Facsímil: Reproducción fotomecánica exacta de una estampa o un dibujo. Algunos autores aplican el término a las estampas del siglo XIX obtenidas a partir de tacos de madera grabados mediante la técnica de xilografía sobre los que se ha calcado previamente un dibujo de línea. En estos casos, la fidelidad de las estampa respecto a su modelo es tal que recibe la denominación de facsímil. Pero siendo rigurosos con su definición, el producto de cualquier procedimiento manual de grabado no puede ser nunca un facsímil, ya que por muy diestro que sea el grabador, jamás podrá conseguir una copia exacta del original.
Un facsímil, también llamado facsímile, es una copia o reproducción muy precisa, casi perfecta, de un documento generalmente antiguo y de gran valor, como un libro, un manuscrito, un mapa o un dibujo a mano alzada. El término proviene del latín "fac simile", que significa "hacer parecido". Para conseguir realizar este tipo de reproducciones de alta calidad lo más habitual es utilizar técnicas fotográficas y de serigrafía que permiten imitar fielmente los colores, tamaño, defectos y matices del documento original.

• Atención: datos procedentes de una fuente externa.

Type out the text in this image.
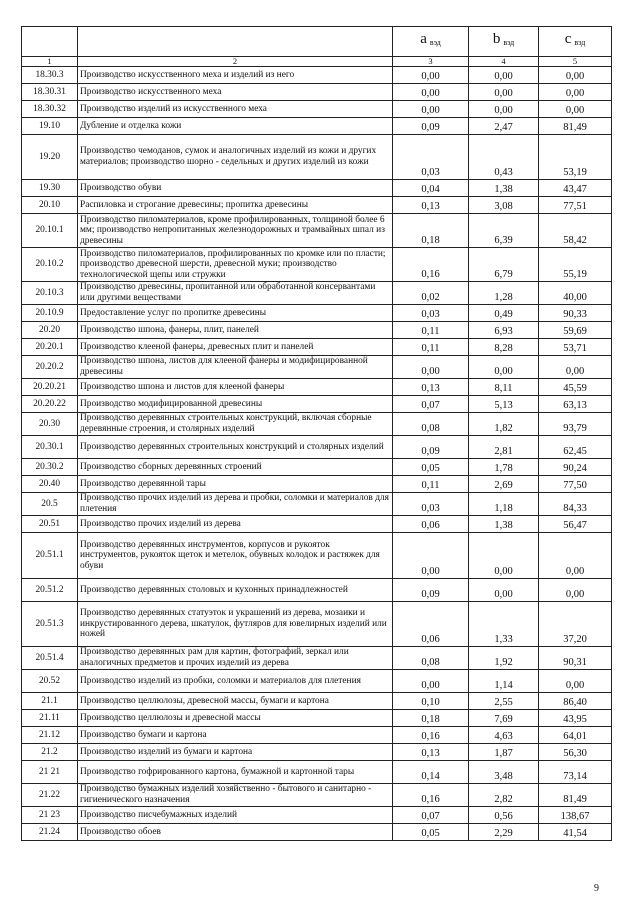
		a $_{вэд}$	b $_{вэд}$	c $_{вэд}$
1	2	3	4	5
18.30.3	Производство искусственного меха и изделий из него	0,00	0,00	0,00
18.30.31	Производство искусственного меха	0,00	0,00	0,00
18.30.32	Производство изделий из искусственного меха	0,00	0,00	0,00
19.10	Дубление и отделка кожи	0,09	2,47	81,49
19.20	Производство чемоданов, сумок и аналогичных изделий из кожи и других материалов; производство шорно - седельных и других изделий из кожи	0,03	0,43	53,19
19.30	Производство обуви	0,04	1,38	43,47
20.10	Распиловка и строгание древесины; пропитка древесины	0,13	3,08	77,51
20.10.1	Производство пиломатериалов, кроме профилированных, толщиной более 6 мм; производство непропитанных железнодорожных и трамвайных шпал из древесины	0,18	6,39	58,42
20.10.2	Производство пиломатериалов, профилированных по кромке или по пласти; производство древесной шерсти, древесной муки; производство технологической щепы или стружки	0,16	6,79	55,19
20.10.3	Производство древесины, пропитанной или обработанной консервантами или другими веществами	0,02	1,28	40,00
20.10.9	Предоставление услуг по пропитке древесины	0,03	0,49	90,33
20.20	Производство шпона, фанеры, плит, панелей	0,11	6,93	59,69
20.20.1	Производство клееной фанеры, древесных плит и панелей	0,11	8,28	53,71
20.20.2	Производство шпона, листов для клееной фанеры и модифицированной древесины	0,00	0,00	0,00
20.20.21	Производство шпона и листов для клееной фанеры	0,13	8,11	45,59
20.20.22	Производство модифицированной древесины	0,07	5,13	63,13
20.30	Производство деревянных строительных конструкций, включая сборные деревянные строения, и столярных изделий	0,08	1,82	93,79
20.30.1	Производство деревянных строительных конструкций и столярных изделий	0,09	2,81	62,45
20.30.2	Производство сборных деревянных строений	0,05	1,78	90,24
20.40	Производство деревянной тары	0,11	2,69	77,50
20.5	Производство прочих изделий из дерева и пробки, соломки и материалов для плетения	0,03	1,18	84,33
20.51	Производство прочих изделий из дерева	0,06	1,38	56,47
20.51.1	Производство деревянных инструментов, корпусов и рукояток инструментов, рукояток щеток и метелок, обувных колодок и растяжек для обуви	0,00	0,00	0,00
20.51.2	Производство деревянных столовых и кухонных принадлежностей	0,09	0,00	0,00
20.51.3	Производство деревянных статуэток и украшений из дерева, мозаики и инкрустированного дерева, шкатулок, футляров для ювелирных изделий или ножей	0,06	1,33	37,20
20.51.4	Производство деревянных рам для картин, фотографий, зеркал или аналогичных предметов и прочих изделий из дерева	0,08	1,92	90,31
20.52	Производство изделий из пробки, соломки и материалов для плетения	0,00	1,14	0,00
21.1	Производство целлюлозы, древесной массы, бумаги и картона	0,10	2,55	86,40
21.11	Производство целлюлозы и древесной массы	0,18	7,69	43,95
21.12	Производство бумаги и картона	0,16	4,63	64,01
21.2	Производство изделий из бумаги и картона	0,13	1,87	56,30
21 21	Производство гофрированного картона, бумажной и картонной тары	0,14	3,48	73,14
21.22	Производство бумажных изделий хозяйственно - бытового и санитарно - гигиенического назначения	0,16	2,82	81,49
21 23	Производство писчебумажных изделий	0,07	0,56	138,67
21.24	Производство обоев	0,05	2,29	41,54
9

Esta técnica no se suele aplicar a objetos tridimensionales o pinturas que tengan relieve, como por ejemplo pinturas al óleo.
Los facsímiles suelen ser utilizados como medida de seguridad en museos y bibliotecas para permitir que los usuarios tengan acceso a una copia exacta del documento original sin arriesgarse a que éste sea robado o se deteriore con el tiempo. La mayoría de bibliotecas nacionales ponen a disposición del público facsímiles de sus documentos más valiosos quedando los originales reservados para usuarios que soliciten expresamente una autorización.